Today, the conscience of a nation should have been far more stricken by the death of the maiden in question. But our souls have grown weary, stale, flat, and unprofitable by past and present carnage. First there was a brutalising, long-drawn-out war. (We won the war on Mars in the marketplace, while Venus was an unseen victim in back alleys.) Then the institutionalisation of criminal culture in the guise of patrimonial politics protecting its own turf.

Now the impotence of civil society in the face of a rising tide of armed robbery, backyard bullying of citizens by law enforcement, cold calculating thuggery by drug lords and robber barons bowing the knee to unseen mafia bosses. Colombo is burning.
In medieval times, it was believed that the instruments which led humanity into mortal and venial sins alike were mundane, petty, and cosmetic.

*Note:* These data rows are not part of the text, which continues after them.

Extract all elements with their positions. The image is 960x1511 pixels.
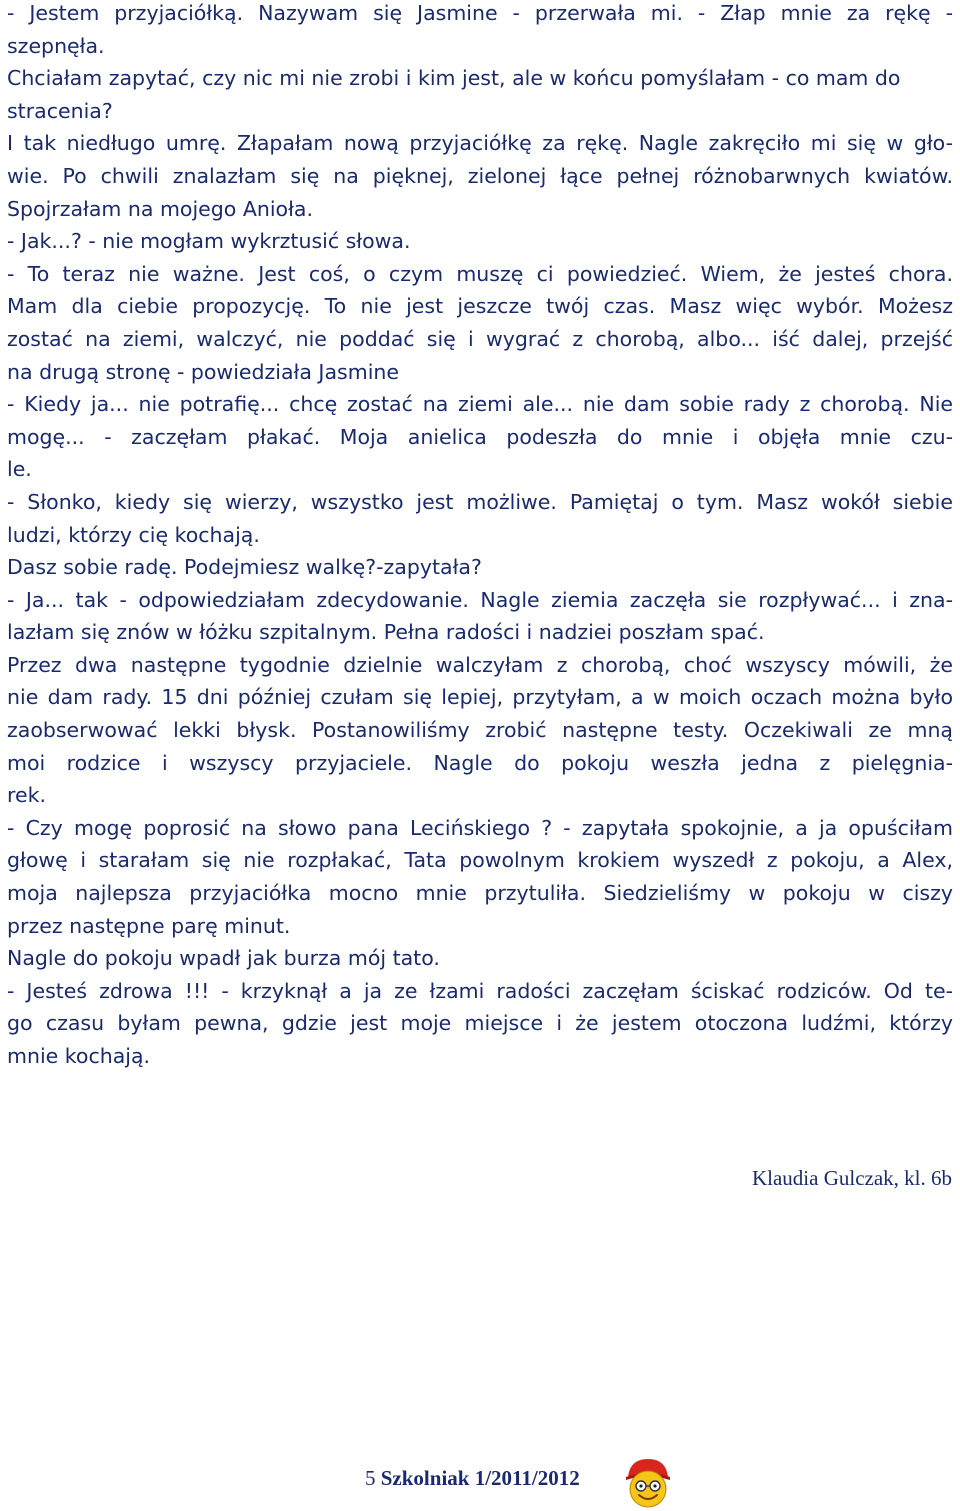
story-line: nie dam rady. 15 dni później czułam się lepiej, przytyłam, a w moich oczach można było <box>7 685 953 710</box>
story-line: moi rodzice i wszyscy przyjaciele. Nagle do pokoju weszła jedna z pielęgnia- <box>7 750 953 775</box>
story-line: - To teraz nie ważne. Jest coś, o czym muszę ci powiedzieć. Wiem, że jesteś chora. <box>7 261 953 286</box>
story-line: - Czy mogę poprosić na słowo pana Lecińskiego ? - zapytała spokojnie, a ja opuściłam <box>7 815 953 840</box>
story-line: rek. <box>7 783 46 808</box>
story-line: zaobserwować lekki błysk. Postanowiliśmy zrobić następne testy. Oczekiwali ze mną <box>7 718 953 743</box>
story-line: stracenia? <box>7 98 113 123</box>
story-line: Mam dla ciebie propozycję. To nie jest jeszcze twój czas. Masz więc wybór. Możesz <box>7 294 953 319</box>
story-line: - Kiedy ja... nie potrafię... chcę zostać na ziemi ale... nie dam sobie rady z chorobą. Nie <box>7 392 953 417</box>
page-number: 5 <box>365 1466 376 1490</box>
story-line: go czasu byłam pewna, gdzie jest moje miejsce i że jestem otoczona ludźmi, którzy <box>7 1011 953 1036</box>
story-line: mnie kochają. <box>7 1044 151 1068</box>
story-line: na drugą stronę - powiedziała Jasmine <box>7 359 399 384</box>
publication-title: Szkolniak 1/2011/2012 <box>380 1466 580 1490</box>
story-line: Nagle do pokoju wpadł jak burza mój tato. <box>7 946 440 971</box>
story-text <box>7 0 953 1073</box>
story-line: Przez dwa następne tygodnie dzielnie walczyłam z chorobą, choć wszyscy mówili, że <box>7 652 953 677</box>
story-line: - Jestem przyjaciółką. Nazywam się Jasmine - przerwała mi. - Złap mnie za rękę - <box>7 1 953 25</box>
story-line: ludzi, którzy cię kochają. <box>7 522 260 547</box>
story-line: moja najlepsza przyjaciółka mocno mnie przytuliła. Siedzieliśmy w pokoju w ciszy <box>7 881 953 906</box>
smiley-mascot-icon <box>620 1455 676 1511</box>
story-line: - Ja... tak - odpowiedziałam zdecydowanie. Nagle ziemia zaczęła sie rozpływać... i zna- <box>7 587 953 612</box>
story-line: wie. Po chwili znalazłam się na pięknej, zielonej łące pełnej różnobarwnych kwiatów. <box>7 163 953 188</box>
story-line: Dasz sobie radę. Podejmiesz walkę?-zapytała? <box>7 555 482 580</box>
story-line: Chciałam zapytać, czy nic mi nie zrobi i kim jest, ale w końcu pomyślałam - co mam do <box>7 66 901 91</box>
story-line: I tak niedługo umrę. Złapałam nową przyjaciółkę za rękę. Nagle zakręciło mi się w gło- <box>7 131 953 156</box>
story-line: lazłam się znów w łóżku szpitalnym. Pełna radości i nadziei poszłam spać. <box>7 620 765 645</box>
story-line: zostać na ziemi, walczyć, nie poddać się i wygrać z chorobą, albo... iść dalej, przejść <box>7 326 953 351</box>
story-line: - Jak...? - nie mogłam wykrztusić słowa. <box>7 229 411 254</box>
story-line: mogę... - zaczęłam płakać. Moja anielica podeszła do mnie i objęła mnie czu- <box>7 424 953 449</box>
author-signature: Klaudia Gulczak, kl. 6b <box>751 1166 952 1190</box>
story-line: przez następne parę minut. <box>7 913 291 938</box>
story-line: głowę i starałam się nie rozpłakać, Tata powolnym krokiem wyszedł z pokoju, a Alex, <box>7 848 953 873</box>
page-footer <box>365 1466 580 1491</box>
story-line: szepnęła. <box>7 33 105 58</box>
story-line: - Słonko, kiedy się wierzy, wszystko jest możliwe. Pamiętaj o tym. Masz wokół siebie <box>7 489 953 514</box>
story-line: Spojrzałam na mojego Anioła. <box>7 196 314 221</box>
story-line: - Jesteś zdrowa !!! - krzyknął a ja ze łzami radości zaczęłam ściskać rodziców. Od te- <box>7 978 953 1003</box>
story-line: le. <box>7 457 32 482</box>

They comprised the likes of art, books, bits and pieces of jewellery, even fine dresses and rare perfumes, and especially mirrors. The remedy against the sicknesses of the soul that such trinkets could ultimately cause was to gather the lot in a heap, like so much rubbish extracted from refined homes, and burn the trash in the common square. It was a bonfire of vanities.
While there is still talk of burning rapacious boys, bhikkus, and businessmen alive, better that we add these inanimate objects to the flame. The needles and syringes of youthful drug addicts, that violent video, those pornographic books and magazines and newspapers, a sexually warped teledrama or three.

We may keep on doing this until there are no more bodies floating in nearby canals. Fair Ophelia floats in filthy water while we wail in vain as long as we attack the effect and not the cause. For we do not struggle against flesh and blood.